How To: Chest Flyes (3 EASY FIXES!)

Chest flyes are a great exercise for chest development, but at the same time, they are one of the exercises that are most commonly done wrong. A lot of times, people end up hitting their anterior deltoid too much in the process, and in this content, I explain 3 easy fixes to do chest flyes properly.

The first thing you want to do is stop rounding your shoulders when you bring your arms together. When you do this, you are telling your chest to take a seat while your anterior delt does all the work. Instead, what you want to do is overemphasize rolling your shoulders back, depressing your scapula, and KEEPING them there during the entire set.

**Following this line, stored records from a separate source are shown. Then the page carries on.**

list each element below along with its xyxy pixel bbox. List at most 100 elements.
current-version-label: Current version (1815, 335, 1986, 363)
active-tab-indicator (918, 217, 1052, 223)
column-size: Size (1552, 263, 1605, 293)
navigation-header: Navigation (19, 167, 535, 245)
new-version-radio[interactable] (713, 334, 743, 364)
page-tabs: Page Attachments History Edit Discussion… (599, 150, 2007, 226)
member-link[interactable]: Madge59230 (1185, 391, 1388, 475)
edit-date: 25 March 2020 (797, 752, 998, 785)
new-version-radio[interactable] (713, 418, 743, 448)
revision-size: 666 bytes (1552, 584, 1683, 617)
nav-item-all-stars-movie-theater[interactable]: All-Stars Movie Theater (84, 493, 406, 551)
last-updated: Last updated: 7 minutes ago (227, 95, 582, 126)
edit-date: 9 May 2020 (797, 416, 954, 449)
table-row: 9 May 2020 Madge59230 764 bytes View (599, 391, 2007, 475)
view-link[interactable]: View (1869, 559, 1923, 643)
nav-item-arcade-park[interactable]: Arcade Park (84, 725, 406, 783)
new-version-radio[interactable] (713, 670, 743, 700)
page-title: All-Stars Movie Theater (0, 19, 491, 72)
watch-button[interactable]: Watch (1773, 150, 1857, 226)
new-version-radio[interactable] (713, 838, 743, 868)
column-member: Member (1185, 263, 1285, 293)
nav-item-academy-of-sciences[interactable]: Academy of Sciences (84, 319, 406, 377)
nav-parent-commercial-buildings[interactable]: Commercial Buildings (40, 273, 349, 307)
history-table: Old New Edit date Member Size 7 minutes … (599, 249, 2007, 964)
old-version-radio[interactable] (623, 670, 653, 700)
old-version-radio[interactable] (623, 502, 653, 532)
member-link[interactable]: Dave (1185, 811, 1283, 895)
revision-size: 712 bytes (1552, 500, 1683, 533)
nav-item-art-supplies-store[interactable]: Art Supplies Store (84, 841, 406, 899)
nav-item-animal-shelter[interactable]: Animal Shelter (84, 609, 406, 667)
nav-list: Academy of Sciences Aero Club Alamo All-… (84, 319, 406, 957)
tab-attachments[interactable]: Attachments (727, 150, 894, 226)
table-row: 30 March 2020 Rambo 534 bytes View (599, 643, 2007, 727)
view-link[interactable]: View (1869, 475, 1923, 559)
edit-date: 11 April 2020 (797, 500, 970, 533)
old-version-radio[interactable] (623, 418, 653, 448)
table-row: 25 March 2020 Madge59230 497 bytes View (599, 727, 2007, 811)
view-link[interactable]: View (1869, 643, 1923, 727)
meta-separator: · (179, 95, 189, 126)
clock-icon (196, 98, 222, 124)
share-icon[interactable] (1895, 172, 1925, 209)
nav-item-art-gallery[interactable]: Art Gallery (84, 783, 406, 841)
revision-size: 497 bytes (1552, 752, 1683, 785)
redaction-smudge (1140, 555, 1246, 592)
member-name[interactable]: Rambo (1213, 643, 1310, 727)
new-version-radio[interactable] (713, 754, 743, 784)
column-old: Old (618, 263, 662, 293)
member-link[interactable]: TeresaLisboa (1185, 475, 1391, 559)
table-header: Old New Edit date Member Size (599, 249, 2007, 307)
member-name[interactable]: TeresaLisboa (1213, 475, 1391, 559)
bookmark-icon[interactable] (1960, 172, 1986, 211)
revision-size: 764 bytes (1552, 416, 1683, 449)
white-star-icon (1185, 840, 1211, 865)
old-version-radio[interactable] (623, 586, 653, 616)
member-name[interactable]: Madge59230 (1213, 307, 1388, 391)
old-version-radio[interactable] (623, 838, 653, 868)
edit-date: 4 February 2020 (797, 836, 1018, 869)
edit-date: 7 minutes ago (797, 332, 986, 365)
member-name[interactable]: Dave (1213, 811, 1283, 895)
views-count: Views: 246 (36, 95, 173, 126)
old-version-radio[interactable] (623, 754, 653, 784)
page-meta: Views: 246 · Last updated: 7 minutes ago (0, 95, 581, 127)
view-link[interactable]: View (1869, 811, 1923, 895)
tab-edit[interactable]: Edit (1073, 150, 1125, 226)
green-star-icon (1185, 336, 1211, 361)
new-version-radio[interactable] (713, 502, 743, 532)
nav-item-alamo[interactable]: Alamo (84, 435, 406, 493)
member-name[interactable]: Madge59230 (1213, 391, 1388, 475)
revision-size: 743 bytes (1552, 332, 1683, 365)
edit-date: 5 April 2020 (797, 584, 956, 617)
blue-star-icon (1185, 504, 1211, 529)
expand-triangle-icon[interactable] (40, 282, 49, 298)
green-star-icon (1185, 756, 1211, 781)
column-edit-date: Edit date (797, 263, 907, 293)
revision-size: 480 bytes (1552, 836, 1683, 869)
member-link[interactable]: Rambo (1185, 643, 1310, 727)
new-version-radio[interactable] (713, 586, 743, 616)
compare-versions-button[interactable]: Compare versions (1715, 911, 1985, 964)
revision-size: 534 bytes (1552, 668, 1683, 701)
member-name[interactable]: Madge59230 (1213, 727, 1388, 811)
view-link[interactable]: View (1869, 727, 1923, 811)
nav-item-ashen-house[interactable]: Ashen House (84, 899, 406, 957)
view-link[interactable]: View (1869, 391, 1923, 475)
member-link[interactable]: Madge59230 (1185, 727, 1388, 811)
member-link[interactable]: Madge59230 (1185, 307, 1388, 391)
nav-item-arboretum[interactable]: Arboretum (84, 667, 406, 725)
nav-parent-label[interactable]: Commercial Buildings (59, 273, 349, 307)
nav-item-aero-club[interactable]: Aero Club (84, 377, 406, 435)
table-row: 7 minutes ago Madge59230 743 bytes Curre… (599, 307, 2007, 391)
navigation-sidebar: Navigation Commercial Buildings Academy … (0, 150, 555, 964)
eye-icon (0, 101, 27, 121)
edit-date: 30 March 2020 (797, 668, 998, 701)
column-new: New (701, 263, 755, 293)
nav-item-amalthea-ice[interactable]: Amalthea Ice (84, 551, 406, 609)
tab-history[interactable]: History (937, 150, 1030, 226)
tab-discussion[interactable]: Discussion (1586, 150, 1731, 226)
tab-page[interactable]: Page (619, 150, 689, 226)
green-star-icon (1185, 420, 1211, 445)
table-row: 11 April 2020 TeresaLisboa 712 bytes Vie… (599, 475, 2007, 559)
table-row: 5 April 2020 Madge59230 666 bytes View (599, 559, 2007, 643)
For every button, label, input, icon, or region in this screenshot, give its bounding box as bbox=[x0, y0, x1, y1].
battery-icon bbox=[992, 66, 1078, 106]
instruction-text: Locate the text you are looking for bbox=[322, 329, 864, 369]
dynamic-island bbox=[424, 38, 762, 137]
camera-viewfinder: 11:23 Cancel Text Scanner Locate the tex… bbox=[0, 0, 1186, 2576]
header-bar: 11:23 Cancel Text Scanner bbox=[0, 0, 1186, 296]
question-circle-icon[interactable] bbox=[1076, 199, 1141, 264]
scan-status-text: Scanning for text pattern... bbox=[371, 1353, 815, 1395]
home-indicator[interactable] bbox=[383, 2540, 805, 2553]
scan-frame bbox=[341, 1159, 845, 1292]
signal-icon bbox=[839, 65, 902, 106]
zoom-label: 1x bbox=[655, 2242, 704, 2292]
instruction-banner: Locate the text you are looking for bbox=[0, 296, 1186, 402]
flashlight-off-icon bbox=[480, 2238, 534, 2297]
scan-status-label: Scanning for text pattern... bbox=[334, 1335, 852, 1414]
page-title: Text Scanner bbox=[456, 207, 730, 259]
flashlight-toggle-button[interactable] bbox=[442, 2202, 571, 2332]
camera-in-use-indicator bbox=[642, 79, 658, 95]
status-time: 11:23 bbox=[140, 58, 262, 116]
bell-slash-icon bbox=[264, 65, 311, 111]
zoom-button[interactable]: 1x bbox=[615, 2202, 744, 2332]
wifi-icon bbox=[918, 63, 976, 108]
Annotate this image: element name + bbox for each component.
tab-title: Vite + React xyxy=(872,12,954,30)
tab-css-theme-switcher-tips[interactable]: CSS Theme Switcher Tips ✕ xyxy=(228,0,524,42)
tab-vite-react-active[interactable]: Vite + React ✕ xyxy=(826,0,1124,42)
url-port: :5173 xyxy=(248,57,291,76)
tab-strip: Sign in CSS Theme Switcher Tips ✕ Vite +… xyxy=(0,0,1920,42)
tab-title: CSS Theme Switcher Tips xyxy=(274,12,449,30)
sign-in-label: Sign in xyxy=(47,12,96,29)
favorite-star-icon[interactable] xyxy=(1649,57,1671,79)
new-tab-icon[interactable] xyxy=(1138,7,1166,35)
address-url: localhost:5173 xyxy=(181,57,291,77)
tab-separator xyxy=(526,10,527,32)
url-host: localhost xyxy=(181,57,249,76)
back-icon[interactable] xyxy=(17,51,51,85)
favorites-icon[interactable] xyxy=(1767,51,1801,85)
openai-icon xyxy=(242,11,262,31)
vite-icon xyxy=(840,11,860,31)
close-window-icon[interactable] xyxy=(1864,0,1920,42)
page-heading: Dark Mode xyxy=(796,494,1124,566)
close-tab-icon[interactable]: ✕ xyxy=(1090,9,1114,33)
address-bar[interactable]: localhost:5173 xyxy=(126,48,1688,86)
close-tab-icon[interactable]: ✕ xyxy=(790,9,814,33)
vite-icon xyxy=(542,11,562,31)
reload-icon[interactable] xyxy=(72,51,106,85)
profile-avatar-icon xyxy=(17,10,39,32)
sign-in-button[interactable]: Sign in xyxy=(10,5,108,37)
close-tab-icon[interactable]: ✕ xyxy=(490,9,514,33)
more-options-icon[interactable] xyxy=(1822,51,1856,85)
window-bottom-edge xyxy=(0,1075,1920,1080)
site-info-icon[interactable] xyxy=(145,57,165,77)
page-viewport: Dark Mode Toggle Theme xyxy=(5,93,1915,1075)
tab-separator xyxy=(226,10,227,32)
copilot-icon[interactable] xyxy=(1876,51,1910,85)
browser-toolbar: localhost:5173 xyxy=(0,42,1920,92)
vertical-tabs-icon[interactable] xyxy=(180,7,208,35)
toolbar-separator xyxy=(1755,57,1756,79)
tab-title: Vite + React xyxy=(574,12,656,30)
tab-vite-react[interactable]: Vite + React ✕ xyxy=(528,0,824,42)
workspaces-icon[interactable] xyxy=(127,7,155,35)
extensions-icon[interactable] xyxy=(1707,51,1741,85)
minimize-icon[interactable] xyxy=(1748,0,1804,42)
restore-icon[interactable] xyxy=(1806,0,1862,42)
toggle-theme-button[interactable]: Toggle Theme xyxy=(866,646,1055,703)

The next thing is you want to make sure you are squeezing down on your serratus anterior and your lat muscles. When you properly retract and depress your scapula, you should notice a slight outward turn of your arms, and when you squeeze down on that and hold that in place, you should feel your lat muscles and the “fingers” on your ab side walls become tight and full, and this is going to allow you to isolate your chest as much as possible.

The third and final tip is that you want to stop bending your arms and bringing your hands together. When you do this, you are immediately limiting your full range of motion and won’t ever get that peak contraction. You must understand that the chest is worked fully by complete elbow abduction. This means you must bring your elbows to the midline of your body to reach a true full range of motion.